U.S. Reps. Solis and Bishop Propose Ban on EPA Support for Pesticide Experiments on People

(WASHINGTON, May 19) — As Congress prepares to vote on the Environmental Protection Agency (EPA) budget for the next year, U.S. Representatives Hilda Solis of California and Tim Bishop of New York will introduce an amendment that would bar the Agency from using staff time or money to analyze data from pesticide tests on human subjects. Their amendment also bars the EPA from conducting human pesticide experiments on its own.

"Representatives Solis and Bishop's amendment puts EPA's testing policies back on solid ethical footing," said Environmental Working Group (EWG) Senior Vice President Richard Wiles. "The federal government must not in any way support the highly unethical practice of dosing people with pesticides. These tests are even more repugnant when one considers that their sole purpose is to weaken public health protections," said Wiles.

President Clinton banned the use of human testing data to set health standards for pesticides. President Bush overturned the ban, but then reinstated it after a public outcry, and commissioned a National Academy of Sciences (NAS) review of the policy. Recently, the administration has proposed human testing guidelines that largely ignore the NAS committee recommendations for tough ethical rules and clear scientific protocols. Instead, the administration has decided to accept human study results on a case-by-case basis, even though the EPA has not developed, and does not plan to, ethical rules or scientific protocols for conducting human pesticide tests.

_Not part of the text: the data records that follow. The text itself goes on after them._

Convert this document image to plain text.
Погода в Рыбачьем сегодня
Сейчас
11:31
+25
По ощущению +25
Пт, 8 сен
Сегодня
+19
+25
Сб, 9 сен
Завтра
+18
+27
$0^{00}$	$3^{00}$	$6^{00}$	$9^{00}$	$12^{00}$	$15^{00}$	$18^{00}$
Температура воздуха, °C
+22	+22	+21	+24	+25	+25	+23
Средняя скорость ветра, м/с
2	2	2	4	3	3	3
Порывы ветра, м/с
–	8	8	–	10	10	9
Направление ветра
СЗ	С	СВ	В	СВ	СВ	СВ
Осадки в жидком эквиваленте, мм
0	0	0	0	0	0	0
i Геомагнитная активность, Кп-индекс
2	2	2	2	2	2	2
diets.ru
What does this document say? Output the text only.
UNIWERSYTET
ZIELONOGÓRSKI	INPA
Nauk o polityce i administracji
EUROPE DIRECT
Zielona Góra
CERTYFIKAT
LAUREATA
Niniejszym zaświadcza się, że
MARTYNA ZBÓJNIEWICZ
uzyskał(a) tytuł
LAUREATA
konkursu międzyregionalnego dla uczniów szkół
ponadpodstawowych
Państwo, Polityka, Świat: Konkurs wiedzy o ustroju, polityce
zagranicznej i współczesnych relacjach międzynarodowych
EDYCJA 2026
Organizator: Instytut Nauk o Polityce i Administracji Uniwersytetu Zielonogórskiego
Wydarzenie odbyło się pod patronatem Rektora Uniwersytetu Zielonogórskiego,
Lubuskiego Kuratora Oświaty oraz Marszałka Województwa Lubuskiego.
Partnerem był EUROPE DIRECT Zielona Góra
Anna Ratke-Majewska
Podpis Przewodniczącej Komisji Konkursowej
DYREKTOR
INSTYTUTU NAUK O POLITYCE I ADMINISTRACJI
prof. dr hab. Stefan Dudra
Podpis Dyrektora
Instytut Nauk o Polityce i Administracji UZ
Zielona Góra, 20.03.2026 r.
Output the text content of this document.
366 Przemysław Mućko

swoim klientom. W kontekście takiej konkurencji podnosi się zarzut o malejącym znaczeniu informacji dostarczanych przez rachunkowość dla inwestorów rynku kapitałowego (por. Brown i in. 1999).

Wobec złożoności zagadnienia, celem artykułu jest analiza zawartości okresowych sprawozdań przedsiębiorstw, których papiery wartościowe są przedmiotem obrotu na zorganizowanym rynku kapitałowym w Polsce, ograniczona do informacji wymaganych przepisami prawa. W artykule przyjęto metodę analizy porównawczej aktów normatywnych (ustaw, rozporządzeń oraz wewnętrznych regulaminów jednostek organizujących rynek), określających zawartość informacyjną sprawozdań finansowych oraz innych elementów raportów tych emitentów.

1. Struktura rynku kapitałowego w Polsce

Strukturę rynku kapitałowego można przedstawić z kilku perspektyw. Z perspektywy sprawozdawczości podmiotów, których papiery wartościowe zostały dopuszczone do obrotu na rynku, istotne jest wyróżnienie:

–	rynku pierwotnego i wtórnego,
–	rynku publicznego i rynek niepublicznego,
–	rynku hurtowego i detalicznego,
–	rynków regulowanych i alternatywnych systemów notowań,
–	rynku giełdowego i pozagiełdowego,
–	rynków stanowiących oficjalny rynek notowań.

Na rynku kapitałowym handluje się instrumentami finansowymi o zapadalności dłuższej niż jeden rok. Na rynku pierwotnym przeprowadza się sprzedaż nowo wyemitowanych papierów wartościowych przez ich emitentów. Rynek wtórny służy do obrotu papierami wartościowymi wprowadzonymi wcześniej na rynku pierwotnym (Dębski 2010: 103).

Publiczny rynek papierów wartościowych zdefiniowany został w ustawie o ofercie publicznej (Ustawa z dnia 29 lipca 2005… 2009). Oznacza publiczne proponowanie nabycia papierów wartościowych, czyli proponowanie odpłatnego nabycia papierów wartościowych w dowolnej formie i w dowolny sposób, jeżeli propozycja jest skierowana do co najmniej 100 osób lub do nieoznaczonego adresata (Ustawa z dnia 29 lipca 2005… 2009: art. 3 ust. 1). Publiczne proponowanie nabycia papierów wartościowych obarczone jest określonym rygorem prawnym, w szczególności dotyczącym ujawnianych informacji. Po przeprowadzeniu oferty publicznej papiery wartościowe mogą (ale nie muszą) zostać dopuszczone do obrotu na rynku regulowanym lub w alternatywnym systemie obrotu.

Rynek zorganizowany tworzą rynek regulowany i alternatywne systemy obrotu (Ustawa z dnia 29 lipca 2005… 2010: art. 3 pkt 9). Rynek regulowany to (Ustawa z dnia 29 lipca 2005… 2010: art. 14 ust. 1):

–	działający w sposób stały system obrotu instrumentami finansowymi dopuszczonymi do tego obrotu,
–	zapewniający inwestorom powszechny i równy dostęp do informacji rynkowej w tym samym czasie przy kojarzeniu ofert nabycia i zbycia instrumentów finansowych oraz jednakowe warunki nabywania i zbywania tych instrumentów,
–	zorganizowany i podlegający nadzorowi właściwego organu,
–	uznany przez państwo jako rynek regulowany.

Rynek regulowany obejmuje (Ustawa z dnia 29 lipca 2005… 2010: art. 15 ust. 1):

In April 2005, Senator Barbara Boxer of California put a hold on the appointment of Stephen Johnson as EPA Administrator pending cancellation of a controversial study of pesticide exposure in children. The study, known as CHEERS, involved $2 million of chemical industry money, and proposed to pay families $970 to videotape their own toddlers exposing themselves indoors to pesticides and other dangerous chemicals.